Polens Außenminister Zbigniew RauBild: Attila Husejnow/SOPA Images via ZUMA Press/picture alliance

Grundlegende Sicherheitsfragen, insbesondere die Bedrohung durch Russland, gehören zu den wenigen Bereichen, in denen das Regierungslager um die Partei PiS und die meisten Oppositionsparteien in Polen mit einer Stimme sprechen. Auch in der Frage der Präsenz der US-Truppen in dem NATO- und EU-Land besteht ein breiter Konsens.

Tomasz Siemoniak, Vizechef der oppositionellen Partei Bürgerplattform (PO) und 2011-2015 Verteidigungsminister Polens, meint, die Entscheidung, zusätzliche Truppen nach Polen zu verlegen, zeige, "dass die NATO lebt". Russland reagiere "nervös", weil Moskau wohl davon ausgegangen sei, die USA seien mit China befasst und die Biden-Administration generell schwach. Jetzt zeige sich, ähnlich wie nach der Krim-Annexion 2014, dass die USA sehr schnell reagieren würden. "Das ist ein Beweis, dass es keine europäische Sicherheit ohne die USA gibt", so der liberale polnische Politiker im Interview mit dem Sender TVN24.

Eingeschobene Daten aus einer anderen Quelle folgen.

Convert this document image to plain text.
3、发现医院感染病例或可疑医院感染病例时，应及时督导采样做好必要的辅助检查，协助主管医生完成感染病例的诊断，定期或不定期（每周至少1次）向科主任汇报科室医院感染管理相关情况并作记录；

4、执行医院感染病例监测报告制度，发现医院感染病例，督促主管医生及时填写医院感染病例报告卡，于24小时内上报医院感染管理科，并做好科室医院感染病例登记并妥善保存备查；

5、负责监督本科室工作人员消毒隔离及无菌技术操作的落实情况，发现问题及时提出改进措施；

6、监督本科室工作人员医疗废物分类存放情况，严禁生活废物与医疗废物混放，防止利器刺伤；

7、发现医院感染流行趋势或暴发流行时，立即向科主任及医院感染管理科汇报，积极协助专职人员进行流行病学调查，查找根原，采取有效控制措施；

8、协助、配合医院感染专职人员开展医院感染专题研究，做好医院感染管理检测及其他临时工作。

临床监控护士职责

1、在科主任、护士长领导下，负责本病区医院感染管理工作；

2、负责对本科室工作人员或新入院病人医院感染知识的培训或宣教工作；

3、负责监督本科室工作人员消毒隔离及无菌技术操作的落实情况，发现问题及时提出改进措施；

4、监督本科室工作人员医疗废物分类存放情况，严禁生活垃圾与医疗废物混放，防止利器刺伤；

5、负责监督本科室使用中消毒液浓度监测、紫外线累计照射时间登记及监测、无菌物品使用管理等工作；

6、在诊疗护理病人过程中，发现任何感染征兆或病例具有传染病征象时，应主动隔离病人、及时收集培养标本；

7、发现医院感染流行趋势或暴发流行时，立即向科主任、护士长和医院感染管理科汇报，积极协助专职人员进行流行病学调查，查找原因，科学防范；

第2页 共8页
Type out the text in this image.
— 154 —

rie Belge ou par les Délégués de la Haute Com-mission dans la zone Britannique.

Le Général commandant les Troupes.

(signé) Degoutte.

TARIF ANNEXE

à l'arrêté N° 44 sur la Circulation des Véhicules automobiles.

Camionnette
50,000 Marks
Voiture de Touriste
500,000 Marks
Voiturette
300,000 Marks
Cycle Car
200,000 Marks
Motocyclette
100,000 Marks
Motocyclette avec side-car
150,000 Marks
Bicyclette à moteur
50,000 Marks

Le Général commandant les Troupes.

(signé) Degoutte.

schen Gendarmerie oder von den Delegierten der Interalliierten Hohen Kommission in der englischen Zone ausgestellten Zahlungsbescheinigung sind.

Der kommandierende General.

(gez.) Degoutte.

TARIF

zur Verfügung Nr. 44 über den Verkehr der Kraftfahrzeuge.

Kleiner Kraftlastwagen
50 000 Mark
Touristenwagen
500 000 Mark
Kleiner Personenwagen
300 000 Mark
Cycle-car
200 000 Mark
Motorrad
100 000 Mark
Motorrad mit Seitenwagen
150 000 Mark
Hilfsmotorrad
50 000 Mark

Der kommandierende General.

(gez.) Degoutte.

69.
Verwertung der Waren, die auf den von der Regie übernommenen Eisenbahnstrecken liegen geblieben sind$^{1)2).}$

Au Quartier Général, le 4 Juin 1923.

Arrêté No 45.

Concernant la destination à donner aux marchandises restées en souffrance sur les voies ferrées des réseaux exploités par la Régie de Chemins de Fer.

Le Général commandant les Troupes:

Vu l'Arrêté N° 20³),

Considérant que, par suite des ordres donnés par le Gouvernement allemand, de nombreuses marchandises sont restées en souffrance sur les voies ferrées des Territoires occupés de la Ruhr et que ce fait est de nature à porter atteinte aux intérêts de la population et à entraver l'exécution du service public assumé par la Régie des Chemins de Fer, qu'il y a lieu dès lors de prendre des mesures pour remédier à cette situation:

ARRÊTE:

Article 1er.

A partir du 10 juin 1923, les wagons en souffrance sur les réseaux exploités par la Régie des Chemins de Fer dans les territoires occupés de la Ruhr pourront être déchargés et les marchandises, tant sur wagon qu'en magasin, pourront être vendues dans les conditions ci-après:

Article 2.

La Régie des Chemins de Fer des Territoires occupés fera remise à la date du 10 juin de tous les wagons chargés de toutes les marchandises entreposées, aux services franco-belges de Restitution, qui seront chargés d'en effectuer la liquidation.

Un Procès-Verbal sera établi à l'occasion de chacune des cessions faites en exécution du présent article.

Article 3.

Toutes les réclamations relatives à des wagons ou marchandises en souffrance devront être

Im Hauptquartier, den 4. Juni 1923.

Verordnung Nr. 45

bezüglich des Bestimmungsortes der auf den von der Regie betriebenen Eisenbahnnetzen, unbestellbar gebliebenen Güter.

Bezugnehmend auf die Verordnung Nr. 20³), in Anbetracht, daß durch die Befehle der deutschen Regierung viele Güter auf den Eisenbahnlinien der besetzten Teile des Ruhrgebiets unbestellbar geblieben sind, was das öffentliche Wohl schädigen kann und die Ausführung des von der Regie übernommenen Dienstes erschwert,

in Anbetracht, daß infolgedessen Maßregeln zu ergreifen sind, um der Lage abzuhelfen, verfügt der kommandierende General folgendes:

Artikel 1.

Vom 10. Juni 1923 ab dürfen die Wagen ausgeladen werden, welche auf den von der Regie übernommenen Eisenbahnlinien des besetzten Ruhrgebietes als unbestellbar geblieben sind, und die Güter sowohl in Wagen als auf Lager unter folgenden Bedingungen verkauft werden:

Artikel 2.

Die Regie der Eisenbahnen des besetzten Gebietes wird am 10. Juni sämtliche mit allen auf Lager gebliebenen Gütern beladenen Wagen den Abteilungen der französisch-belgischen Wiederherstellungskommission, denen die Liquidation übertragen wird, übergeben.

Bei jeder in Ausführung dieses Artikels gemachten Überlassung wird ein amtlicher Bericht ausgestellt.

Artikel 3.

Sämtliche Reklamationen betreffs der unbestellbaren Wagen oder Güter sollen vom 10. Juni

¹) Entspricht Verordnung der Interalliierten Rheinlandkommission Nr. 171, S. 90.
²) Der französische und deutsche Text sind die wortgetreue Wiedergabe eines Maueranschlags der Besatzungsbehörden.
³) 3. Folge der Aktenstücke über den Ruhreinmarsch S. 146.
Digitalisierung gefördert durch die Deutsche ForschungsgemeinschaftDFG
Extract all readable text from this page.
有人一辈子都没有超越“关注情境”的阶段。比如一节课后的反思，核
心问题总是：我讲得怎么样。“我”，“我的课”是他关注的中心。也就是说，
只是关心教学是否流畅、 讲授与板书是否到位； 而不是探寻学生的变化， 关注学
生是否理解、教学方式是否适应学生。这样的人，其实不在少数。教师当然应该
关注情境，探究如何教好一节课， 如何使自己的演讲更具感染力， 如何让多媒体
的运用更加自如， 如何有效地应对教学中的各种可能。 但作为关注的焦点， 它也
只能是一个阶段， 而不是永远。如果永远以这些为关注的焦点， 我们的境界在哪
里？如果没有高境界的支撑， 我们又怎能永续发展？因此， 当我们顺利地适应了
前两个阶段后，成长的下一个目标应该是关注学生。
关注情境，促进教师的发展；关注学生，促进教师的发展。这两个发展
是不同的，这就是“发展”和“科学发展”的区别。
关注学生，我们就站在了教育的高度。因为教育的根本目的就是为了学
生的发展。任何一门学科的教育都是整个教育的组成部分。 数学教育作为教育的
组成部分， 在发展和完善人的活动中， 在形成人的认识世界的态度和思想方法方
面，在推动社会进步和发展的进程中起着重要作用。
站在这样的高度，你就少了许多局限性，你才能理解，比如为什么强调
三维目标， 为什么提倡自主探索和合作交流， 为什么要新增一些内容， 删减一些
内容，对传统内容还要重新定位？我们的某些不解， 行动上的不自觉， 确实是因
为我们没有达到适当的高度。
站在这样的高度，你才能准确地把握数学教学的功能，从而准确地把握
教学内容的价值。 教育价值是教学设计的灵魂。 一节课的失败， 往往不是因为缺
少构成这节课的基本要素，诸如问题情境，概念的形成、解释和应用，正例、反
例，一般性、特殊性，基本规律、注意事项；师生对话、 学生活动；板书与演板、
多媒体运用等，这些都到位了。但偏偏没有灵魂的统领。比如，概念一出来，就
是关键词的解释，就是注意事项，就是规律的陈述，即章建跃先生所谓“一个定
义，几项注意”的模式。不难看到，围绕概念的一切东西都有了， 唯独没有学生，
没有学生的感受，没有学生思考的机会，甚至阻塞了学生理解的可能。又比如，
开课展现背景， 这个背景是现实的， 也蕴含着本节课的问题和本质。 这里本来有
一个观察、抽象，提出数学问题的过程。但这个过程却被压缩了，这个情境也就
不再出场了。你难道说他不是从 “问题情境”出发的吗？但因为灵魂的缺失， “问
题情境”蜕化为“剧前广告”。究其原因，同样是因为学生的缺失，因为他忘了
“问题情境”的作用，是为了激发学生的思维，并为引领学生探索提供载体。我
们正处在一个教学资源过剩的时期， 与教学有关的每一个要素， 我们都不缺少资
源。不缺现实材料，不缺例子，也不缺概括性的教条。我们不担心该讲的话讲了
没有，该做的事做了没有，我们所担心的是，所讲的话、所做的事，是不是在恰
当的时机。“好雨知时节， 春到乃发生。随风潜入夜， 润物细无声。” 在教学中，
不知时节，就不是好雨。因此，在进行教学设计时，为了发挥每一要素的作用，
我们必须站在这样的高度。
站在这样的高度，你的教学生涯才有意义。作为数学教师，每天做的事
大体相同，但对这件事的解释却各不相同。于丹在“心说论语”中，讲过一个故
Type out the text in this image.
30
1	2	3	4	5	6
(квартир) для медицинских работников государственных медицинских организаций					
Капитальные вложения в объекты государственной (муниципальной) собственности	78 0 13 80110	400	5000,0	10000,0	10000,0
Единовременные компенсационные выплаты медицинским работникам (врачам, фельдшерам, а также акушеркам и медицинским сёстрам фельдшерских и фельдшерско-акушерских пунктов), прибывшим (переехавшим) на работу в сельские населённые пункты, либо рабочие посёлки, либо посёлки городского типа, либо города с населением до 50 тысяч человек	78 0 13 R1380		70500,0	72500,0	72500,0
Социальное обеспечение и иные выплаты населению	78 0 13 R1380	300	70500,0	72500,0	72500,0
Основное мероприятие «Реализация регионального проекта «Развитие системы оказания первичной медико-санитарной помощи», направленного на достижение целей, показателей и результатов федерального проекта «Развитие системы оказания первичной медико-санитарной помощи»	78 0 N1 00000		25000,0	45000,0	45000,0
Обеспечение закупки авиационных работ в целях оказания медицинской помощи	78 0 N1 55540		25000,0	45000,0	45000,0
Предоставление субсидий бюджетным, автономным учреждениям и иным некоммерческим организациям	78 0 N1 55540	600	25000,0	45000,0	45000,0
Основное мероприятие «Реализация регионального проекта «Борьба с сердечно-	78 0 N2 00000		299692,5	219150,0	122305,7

US-Soldaten sind in Polen willkommen

Die polnische Bevölkerung unterstützt die Stationierung von US-Truppen in Polen laut Umfragen aus den vergangenen Jahren zu 70 Prozent. Die Meinungsforschungsagentur SW Research fand zudem im Dezember 2021 heraus, dass 61,9 Prozent der Polinnen und Polen im Falle einer russischen Invasion in der Ukraine dafür wären, dass die NATO das Nachbarland unterstützt. 13 Prozent lehnen dies ab.

Nach der Krim-Annexion 2014 hatten die USA eine Debatte über eine Stärkung der NATO-Präsenz in Europa initiiert. Auf dem NATO-Gipfel im Juli 2016 fiel die Entscheidung, NATO-Einheiten über ein Rotationsverfahren in Osteuropa zu stationieren, in dessen Rahmen sich derzeit 4500 US-Soldaten im Rahmen der NATO-Aktion Enhanced Forward Presence in Polen aufhalten.

Im nordpolnischen Redzikowo wird derweil eine Komponente des US-Raketenabwehrsystems Aegis Ashore fertiggestellt, die Ende 2022 einsatzbereit sein wird. Andere Teile des sogenannten Raketenschilds der NATO sind seit fünf Jahren auch in Rumänien im Einsatz. Der russische Präsident Wladimir Putin hat diese Systeme wiederholt als Bedrohung für Russland bezeichnet.